What animal comes in the broadest range of sizes?

[Darth Vader] Join us, Buck… join us…[/Darth Vader]

Not really. Cats and lions are in the same family, while fish and whales aren’t even in the same class. Assuming you meant whale shark, you’d be in the same class, but lions and cats are still much more closely related than the smallest fish is to the largest fish.

Not to mention the fact that there are no “microscopic fish”.

I agree with others that the OP needs to clarify his/her question before it can be answered. Species general go extinct in “geological time frame(s)”, or they evolve into other species. Some limit has to be placed on what constitute a group. In the example of Lucy (Australopithicus afarensis) and Masai (Homo sapiens), the two are not even in the same genus.

Indeed

That’s exactly what made me post that-- I remembered that article. It’s a small fish, but it can hardly be called microscopic.

So…
Mammals are a class.
Fish are not one class, but several.
Cats are a family.
Dogs are a family.
Sharks are a superorder, a collection of several orders.
Eukaryotes are even above the top level of kingdom. Whereas the question was about a specific kingdom, Animalia.

So the first thing to settle is: Which taxonomic level do you want the answer on?

A fairly sensible question to ask, and closely related to the most common definition for “species”, but it’s a bit more complicated than that. A chihuahua would at least have great difficulty mating with a Great Dane, and one could conceive of dogs (say) so disparate in size that it truly would be impossible. But even if chihuahuas and Great Danes can’t mate directly, a chihuahua could mate with a beagle, and a beagle could mate with a Labrador, and a Lab could mate with a Dane. So you could without too much difficulty end up with a mutt which had both a chihuahua and a Great Dane in its ancestry. Is that enough to count them as the same species?

They already are the same species, Canis Familiaris.

C. lupus. C. familiaris as a species ceased to be used 15-20 years ago.

They figured out that dogs and wolves are the same species. There are a lot of wolfdogs running around, and maybe even some dogwolves for all I know. Do feral dogs and wolves mate in the wild? I heard that when various breeds of dogs all mutt themselves together in the wild, the resulting type is the well-known “yellow dog.” I wonder what would happen if feral dogs and wolves coexisted in the same territory. Perhaps unlikely since most human-populated areas have already deliberately eliminated wolves as much as possible, and I guess feral dogs would probably not locate very far away from human-populated areas which they arose from.

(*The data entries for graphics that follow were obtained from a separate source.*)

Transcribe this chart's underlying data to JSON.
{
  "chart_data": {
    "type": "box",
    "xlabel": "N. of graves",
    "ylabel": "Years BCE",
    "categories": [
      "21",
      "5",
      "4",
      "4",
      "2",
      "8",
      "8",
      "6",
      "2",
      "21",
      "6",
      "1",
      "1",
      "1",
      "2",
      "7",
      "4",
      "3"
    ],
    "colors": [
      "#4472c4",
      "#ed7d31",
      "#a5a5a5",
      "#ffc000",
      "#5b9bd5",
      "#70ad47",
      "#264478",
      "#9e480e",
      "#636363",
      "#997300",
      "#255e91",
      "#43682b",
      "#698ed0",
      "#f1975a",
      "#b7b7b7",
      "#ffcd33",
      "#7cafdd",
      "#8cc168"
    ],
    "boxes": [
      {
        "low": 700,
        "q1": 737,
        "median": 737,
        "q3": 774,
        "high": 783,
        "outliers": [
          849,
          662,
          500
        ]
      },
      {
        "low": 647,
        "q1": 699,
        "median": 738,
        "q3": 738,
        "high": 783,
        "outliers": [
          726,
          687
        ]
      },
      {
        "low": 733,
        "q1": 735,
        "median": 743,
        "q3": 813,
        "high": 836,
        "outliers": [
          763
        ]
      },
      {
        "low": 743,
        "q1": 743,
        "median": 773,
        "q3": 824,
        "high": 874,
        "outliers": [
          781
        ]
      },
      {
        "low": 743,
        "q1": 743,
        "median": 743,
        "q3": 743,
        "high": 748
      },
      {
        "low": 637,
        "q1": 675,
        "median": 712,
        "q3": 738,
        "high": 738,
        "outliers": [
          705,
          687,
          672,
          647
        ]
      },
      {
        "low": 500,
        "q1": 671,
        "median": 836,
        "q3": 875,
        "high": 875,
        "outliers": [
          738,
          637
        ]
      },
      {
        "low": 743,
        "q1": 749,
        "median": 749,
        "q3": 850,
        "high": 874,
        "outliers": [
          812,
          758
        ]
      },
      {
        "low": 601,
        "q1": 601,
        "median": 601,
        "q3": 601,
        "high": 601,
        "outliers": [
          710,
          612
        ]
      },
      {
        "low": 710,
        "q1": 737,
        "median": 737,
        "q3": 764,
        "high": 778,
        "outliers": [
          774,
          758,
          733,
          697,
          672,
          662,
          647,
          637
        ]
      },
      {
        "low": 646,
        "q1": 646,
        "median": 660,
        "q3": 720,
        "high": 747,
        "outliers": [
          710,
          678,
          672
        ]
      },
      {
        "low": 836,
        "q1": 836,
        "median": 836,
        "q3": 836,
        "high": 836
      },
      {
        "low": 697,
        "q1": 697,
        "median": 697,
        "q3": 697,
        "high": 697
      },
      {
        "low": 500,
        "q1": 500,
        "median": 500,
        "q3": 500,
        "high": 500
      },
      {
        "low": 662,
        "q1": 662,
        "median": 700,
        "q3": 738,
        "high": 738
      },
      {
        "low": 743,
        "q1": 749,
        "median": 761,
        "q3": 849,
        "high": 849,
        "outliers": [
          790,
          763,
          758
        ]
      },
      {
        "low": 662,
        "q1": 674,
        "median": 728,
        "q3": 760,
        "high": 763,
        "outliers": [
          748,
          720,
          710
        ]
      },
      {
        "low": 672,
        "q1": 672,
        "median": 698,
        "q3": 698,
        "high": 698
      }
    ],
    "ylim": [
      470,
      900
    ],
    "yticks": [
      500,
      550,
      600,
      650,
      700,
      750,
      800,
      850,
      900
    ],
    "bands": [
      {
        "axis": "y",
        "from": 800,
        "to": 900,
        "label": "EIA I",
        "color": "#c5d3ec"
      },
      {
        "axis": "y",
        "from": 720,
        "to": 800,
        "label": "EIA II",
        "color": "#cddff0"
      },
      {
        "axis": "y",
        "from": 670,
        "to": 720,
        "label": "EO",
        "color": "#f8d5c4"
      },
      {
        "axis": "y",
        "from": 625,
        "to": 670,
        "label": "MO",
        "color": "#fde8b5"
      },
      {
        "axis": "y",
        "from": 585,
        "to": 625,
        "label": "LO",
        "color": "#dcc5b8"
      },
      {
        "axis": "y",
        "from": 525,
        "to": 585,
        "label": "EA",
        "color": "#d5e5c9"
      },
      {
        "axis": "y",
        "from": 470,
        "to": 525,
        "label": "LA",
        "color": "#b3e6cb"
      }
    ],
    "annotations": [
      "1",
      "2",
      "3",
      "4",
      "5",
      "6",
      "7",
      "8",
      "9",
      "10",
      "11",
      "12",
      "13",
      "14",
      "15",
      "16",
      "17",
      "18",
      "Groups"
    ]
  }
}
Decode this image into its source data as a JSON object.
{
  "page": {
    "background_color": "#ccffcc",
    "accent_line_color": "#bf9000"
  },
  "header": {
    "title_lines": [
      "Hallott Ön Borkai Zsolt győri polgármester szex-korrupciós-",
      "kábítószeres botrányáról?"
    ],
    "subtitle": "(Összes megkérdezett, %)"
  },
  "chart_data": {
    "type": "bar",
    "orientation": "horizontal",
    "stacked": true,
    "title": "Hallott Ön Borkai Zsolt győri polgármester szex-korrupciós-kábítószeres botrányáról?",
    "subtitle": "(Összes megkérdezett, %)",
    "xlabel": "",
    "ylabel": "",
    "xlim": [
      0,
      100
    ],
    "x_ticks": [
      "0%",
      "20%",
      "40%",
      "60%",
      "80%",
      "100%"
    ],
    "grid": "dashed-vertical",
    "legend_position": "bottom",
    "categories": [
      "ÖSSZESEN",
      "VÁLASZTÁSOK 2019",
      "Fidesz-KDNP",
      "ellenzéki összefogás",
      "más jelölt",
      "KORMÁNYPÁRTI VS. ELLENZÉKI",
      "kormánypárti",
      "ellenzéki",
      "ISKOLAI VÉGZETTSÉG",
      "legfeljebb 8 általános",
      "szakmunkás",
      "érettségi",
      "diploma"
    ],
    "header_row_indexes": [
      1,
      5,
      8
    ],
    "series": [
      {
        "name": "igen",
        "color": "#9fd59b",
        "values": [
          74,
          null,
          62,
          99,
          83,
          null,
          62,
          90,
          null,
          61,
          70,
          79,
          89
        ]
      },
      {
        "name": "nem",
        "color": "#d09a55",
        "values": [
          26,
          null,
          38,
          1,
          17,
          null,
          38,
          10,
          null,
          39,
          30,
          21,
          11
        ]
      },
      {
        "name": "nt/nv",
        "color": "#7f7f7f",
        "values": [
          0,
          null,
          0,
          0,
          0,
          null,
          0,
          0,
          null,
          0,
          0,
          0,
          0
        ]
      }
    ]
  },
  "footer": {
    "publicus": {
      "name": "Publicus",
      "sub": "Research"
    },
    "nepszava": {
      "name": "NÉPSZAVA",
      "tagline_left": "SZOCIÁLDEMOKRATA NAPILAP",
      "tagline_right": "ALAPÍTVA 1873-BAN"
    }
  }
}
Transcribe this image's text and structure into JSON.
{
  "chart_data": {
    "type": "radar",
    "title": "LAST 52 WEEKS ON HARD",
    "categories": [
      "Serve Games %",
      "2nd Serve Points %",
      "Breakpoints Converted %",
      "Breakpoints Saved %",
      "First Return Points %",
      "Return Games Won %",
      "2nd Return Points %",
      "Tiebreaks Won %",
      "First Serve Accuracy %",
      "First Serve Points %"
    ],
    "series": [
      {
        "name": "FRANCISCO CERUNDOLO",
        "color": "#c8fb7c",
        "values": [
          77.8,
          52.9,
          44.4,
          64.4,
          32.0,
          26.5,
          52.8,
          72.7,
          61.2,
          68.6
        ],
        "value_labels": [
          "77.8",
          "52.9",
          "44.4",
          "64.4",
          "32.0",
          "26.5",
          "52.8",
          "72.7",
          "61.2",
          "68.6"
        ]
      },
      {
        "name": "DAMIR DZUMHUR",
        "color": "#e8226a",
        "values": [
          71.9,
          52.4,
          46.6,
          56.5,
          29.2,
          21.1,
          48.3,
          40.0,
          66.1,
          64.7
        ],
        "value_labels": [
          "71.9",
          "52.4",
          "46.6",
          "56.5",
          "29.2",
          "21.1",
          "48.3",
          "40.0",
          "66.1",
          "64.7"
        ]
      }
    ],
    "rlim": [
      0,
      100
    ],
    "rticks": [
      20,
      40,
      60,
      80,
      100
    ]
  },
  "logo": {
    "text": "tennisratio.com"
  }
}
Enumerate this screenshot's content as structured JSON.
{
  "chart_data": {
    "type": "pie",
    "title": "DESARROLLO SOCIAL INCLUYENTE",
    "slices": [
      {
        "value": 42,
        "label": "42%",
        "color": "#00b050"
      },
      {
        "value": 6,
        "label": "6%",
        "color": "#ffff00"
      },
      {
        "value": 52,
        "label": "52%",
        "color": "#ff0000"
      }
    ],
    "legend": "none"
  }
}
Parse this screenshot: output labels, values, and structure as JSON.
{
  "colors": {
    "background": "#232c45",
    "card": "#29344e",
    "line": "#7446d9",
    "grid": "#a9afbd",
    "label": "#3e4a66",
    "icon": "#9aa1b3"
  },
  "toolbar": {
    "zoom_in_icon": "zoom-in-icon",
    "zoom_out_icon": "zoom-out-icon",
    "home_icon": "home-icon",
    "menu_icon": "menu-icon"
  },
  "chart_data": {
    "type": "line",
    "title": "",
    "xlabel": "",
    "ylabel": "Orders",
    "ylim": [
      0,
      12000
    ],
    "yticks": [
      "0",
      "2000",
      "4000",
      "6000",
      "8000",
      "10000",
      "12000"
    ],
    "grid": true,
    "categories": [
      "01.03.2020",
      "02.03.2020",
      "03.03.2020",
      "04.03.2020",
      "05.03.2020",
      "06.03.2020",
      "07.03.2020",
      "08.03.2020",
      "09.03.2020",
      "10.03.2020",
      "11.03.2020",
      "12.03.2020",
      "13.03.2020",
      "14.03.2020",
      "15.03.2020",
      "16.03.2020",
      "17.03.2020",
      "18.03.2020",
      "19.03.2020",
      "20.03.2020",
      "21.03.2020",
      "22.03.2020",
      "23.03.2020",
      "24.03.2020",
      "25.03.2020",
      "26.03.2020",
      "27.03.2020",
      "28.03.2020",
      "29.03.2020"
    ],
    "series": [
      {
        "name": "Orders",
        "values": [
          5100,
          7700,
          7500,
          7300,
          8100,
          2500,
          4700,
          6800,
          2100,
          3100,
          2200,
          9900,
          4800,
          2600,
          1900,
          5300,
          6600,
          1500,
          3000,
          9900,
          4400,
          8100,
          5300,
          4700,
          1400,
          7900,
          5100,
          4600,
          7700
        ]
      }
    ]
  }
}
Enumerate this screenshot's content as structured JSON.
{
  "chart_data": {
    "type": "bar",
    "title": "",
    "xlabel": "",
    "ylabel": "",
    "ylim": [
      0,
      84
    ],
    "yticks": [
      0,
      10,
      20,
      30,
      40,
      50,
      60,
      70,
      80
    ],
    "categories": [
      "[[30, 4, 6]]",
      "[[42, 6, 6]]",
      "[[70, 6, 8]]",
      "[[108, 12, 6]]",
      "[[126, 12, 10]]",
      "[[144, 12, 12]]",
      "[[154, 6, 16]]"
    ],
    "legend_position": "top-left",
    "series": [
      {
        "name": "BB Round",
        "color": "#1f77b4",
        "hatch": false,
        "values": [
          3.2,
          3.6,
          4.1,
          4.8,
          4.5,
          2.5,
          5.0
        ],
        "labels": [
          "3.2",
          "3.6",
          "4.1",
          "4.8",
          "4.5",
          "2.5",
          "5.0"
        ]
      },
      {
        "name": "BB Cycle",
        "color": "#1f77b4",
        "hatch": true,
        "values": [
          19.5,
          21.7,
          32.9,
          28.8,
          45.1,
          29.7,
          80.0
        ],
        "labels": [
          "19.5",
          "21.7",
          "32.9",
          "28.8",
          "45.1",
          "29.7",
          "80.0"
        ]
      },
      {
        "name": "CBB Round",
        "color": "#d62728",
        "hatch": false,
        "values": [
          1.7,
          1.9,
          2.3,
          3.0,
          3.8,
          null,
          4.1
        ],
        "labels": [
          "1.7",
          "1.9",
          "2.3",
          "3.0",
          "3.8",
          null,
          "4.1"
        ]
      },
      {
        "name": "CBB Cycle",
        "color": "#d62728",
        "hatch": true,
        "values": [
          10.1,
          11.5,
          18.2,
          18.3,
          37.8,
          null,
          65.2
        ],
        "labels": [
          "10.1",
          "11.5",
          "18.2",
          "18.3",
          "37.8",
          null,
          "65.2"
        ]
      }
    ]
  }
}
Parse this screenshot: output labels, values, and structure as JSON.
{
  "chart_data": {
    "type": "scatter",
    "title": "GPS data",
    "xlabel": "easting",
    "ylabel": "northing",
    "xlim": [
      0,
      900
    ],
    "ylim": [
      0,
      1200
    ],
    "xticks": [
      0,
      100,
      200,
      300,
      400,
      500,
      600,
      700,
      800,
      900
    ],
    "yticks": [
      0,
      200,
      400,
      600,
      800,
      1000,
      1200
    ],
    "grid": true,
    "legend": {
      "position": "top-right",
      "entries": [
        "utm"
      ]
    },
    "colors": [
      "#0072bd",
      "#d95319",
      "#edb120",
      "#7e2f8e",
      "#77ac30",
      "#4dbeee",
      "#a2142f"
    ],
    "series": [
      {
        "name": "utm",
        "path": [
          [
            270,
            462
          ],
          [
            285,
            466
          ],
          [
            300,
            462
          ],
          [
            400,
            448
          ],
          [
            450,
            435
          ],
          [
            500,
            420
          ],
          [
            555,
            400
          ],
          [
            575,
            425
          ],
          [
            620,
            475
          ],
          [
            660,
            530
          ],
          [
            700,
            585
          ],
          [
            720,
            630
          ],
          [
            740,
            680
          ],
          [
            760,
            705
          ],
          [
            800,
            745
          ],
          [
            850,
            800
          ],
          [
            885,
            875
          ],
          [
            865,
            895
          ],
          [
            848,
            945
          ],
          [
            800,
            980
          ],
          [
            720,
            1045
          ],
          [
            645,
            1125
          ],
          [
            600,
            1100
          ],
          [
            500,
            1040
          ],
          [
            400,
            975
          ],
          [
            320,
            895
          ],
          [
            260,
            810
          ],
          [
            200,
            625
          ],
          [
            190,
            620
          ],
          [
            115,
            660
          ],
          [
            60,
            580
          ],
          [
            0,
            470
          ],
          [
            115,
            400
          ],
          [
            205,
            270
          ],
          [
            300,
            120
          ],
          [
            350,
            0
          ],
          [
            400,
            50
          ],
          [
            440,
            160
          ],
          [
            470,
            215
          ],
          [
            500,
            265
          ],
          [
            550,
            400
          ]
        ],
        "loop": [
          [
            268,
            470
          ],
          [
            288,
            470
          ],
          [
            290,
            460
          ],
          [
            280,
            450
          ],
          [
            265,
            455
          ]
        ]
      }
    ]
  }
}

Yep, as do most members of the genus. Dogs and wolves, wolves and coyotes, wolves and jackals. All regularly crossbreed where their ranges overlap.

Which is one of the reasons why it is still somewhat debatable whether dogs are descended entirely from grey wolves. Genetic evidence suggests that they are, but the fact that they never revert to wolf type but instead revert to yellow dogs is considered evidence against the idea.

You only need to look at what happened in the southern US. Feral dogs have a history of thousands of years overlapping with wolves. In Europe feral dogs have been less common but there have ben plenty of semi-feral or wandering dogs. Mating has been routine, but rare enough that the wolf type has apparently not been depleted.

Not really. The Indians, lacking domestic livestock, had little reason to eliminate wolves so their dogs and the wild wolves lived side by side for millenia. In less settled parts of Europe dogs and wolves also lived in close contact ensuring continuous gene flow.

There’s no reason to assume that. We know for example that dogs inhabited parts of Australia, New Zealand and New Guinea that humans rarely if ever visited. Feral dogs will spread into any niche that they can, they don’t need people, which is why they are termed ferals rather than simply strays.